Effects of interface traps and border traps on MOS postirradiation annealing response

Threshold-voltage and charge-pumping measurements are combined to estimate densities of radiation-induced bulk-oxide, interface, and border traps in transistors with soft 45-nm oxides. Immediately after irradiation, nearly all effects usually attributed to interface traps are actually due to border traps in these devices. During positive-bias anneal at 80 degrees C, the interface-trap density grows by more than a factor of 10, and the border-trap density changes by less than 30%. The increase in interface-trap density is matched by a decrease in bulk-oxide-trap charge.
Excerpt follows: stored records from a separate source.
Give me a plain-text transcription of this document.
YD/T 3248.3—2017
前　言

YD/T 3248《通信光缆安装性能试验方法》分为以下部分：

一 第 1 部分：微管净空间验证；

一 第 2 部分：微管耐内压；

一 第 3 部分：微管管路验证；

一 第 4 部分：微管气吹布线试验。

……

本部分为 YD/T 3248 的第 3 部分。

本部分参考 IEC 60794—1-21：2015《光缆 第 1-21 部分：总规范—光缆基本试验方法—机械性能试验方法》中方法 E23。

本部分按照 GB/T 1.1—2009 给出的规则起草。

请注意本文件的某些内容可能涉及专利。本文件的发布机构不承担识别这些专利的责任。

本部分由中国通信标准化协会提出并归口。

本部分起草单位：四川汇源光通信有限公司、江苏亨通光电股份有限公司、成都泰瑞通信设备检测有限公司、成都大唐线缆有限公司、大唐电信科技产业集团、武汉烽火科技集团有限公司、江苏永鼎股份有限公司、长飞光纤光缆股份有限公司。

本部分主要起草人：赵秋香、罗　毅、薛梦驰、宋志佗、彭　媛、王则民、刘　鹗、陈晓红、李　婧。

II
This raises the possibility that slowly transporting or trapped protons in the oxide may be responsible for this effect. An alternate explanation is offered by H-cracking models. Latent ''interface-trap'' growth in harder 27.7-nm oxides is associated with (true) interface traps, not border traps. Switched-bias annealing of the soft 45-nm oxides reveals fast and slow border traps with different annealing responses. Trivalent Si defects associated with O vacancies in SiO2, the E(gamma)' center and the O3-xSixSi . family, are excellent candidates for slow and fast border traps, respectively. For O3-xSixSi . x = 0 is the E(x)' defect; x = 3 is the D center; and x = I or 2 have been proposed as candidates for the ((P-bl)) defect on (100) Si. A hydrogen-related complex (e. g., OH-) may also be a border trap. The practical significance of these results is discussed for (1) bias-temperature instabilities in thin oxides, (2) effects of burn-in on MOS radiation response, and (3) enhanced bipolar gain degradation at low dose rates.